Рогачев осторожно снял котелок с огня, достал мясо и заметил, как Горяев отвернулся.

— Послушай, ты, — сказал Рогачев с усмешкой в голосе. — Давай, что ли, знакомиться. Меня Иваном звать, по фамилии — Рогачев. Тот самый, которого ты на днях чуть на тот свет не отправил.

— Ерунду не мели, — услышал Рогачев простуженный, низкий голос. Никого я на тот свет не отправлял… Ну, а с тобой как-то странно вышло, и лица не успел различить.

— А на тот свет всегда странно отправляют. — Рогачев присвистнул, деля мясо на две части. — У тебя кружка есть?

— Была. Меня Василием звать. Горяев.

— Может, и так.

Рогачев поел, но успокоиться не мог, над ним теперь было в льдистых искрах звезд небо, был свободный простор, иди куда хочешь, и в ужасающей тишине темнели в небе старые вершины гольцов, привычный и все-таки какой-то новый, по-другому воспринимаемый мир, провал в пятидесяти метрах от него все время чувствовался, и казалось, что из него порывами тянуло пронизывающим сквозняком.

— А ты бы меня ведь бросил там, случись наоборот, — Рогачев говорил убежденно, с каким-то детским обиженным удивлением, словно сейчас только уверился в этом, увидев собственными глазами Горяева. Он с любопытством, подробно и без стеснения рассматривал его и видел, что Горяев еще не пришел в себя и не знает, как ему держаться. — Подлец ты невероятный, Горяев, — сказал он озадаченно и даже весело. — Я вот тебя кормлю, пою, а ты меня чуть на тот свет не отправил. Вот тут ты мне и растолкуй…

— Не отправил же, что об этом поминать…

— Значит, не поминать, ишь ты, мягкозубый какой выпекался! — удивился еще больше Рогачев, присматриваясь внимательней к своему неожиданному собеседнику.
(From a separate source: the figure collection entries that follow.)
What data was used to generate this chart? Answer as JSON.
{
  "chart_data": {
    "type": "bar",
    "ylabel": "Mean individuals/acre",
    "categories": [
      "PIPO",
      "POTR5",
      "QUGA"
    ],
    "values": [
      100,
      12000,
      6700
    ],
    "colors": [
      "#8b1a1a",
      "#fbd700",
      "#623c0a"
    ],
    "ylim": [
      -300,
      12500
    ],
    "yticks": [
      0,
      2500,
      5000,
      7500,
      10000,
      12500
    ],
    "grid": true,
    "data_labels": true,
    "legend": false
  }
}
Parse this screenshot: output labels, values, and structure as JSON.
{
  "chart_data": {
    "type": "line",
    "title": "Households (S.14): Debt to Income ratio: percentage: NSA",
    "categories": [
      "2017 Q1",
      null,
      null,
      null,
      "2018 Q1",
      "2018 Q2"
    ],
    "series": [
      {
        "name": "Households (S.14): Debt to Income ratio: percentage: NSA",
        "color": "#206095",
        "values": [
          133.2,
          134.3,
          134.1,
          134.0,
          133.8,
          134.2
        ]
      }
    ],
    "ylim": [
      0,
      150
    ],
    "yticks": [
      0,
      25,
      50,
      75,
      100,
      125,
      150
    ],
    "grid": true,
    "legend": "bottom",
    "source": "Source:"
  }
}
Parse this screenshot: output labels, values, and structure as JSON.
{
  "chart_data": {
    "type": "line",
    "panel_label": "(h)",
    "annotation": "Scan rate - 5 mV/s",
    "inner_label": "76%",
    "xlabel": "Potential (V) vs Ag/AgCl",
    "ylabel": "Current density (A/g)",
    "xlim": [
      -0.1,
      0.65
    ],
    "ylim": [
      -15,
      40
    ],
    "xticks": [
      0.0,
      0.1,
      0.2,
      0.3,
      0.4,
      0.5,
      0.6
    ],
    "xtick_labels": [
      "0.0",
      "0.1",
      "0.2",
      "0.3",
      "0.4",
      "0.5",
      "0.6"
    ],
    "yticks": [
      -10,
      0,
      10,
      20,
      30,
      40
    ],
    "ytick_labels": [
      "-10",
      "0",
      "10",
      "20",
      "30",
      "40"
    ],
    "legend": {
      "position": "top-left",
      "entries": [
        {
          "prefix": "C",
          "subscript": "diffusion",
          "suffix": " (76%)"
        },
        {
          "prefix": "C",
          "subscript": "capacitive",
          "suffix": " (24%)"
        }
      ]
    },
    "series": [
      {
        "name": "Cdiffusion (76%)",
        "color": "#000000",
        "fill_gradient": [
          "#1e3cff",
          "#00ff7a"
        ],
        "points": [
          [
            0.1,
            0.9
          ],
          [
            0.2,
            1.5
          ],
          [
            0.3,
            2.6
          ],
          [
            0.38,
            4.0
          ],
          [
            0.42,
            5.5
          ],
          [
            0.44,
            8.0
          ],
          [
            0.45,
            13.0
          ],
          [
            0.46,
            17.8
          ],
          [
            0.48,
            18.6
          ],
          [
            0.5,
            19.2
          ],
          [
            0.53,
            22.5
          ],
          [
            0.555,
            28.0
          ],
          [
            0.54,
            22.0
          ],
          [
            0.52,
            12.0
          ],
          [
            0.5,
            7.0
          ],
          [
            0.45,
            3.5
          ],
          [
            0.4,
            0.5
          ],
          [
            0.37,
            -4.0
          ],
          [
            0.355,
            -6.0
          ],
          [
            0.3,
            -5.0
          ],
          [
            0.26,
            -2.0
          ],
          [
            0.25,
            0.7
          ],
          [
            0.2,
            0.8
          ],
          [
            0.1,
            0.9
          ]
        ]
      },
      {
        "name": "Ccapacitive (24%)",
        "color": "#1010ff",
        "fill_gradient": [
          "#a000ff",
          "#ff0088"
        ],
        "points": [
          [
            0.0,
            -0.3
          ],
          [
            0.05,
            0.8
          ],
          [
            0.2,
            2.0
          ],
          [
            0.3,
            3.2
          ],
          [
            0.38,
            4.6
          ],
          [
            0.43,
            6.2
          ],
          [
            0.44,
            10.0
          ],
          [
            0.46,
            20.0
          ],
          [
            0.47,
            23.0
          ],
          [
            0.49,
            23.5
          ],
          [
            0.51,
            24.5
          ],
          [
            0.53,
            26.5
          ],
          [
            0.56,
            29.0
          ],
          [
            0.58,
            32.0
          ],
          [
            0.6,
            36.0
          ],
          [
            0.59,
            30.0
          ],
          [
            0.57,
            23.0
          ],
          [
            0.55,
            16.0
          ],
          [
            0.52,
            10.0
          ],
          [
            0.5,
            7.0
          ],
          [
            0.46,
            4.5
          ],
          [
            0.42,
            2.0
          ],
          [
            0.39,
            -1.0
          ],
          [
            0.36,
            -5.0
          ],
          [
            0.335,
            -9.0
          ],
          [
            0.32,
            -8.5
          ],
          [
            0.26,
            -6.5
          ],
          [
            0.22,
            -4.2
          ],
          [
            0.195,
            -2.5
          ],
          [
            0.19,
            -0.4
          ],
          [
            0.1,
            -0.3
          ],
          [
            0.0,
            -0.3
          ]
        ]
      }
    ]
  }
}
— Напрасно привязываешься, случайно вышло, от неожиданности, — закачалась на снегу большая, резкая тень Горяева. — Кто же думал в такой пустоте наткнуться? Один шанс из тысячи, — Горяев все так же прямо глядел на Рогачева, стараясь не выпустить его глаз. — Один раз не попал, а вторично, когда выпало, не смог, видишь. Слушай, ты прости меня, я сам не понимаю, что это со мной стряслось. Прости, ну вот прости, слышишь, я ведь только человек, не бог, ничего лишнего не хотел.

— Лишнего не хотел? Стряслось? — переспросил Рогачев и крикнул: Хватит! Сядь ты по-людски. Что ты качаешься, как гидра? И без того в глазах рябит. Думаешь, кто-нибудь тебе поверит? Ты с меня дурачка не строй, мозги не завинчивай, высветился до самого донышка.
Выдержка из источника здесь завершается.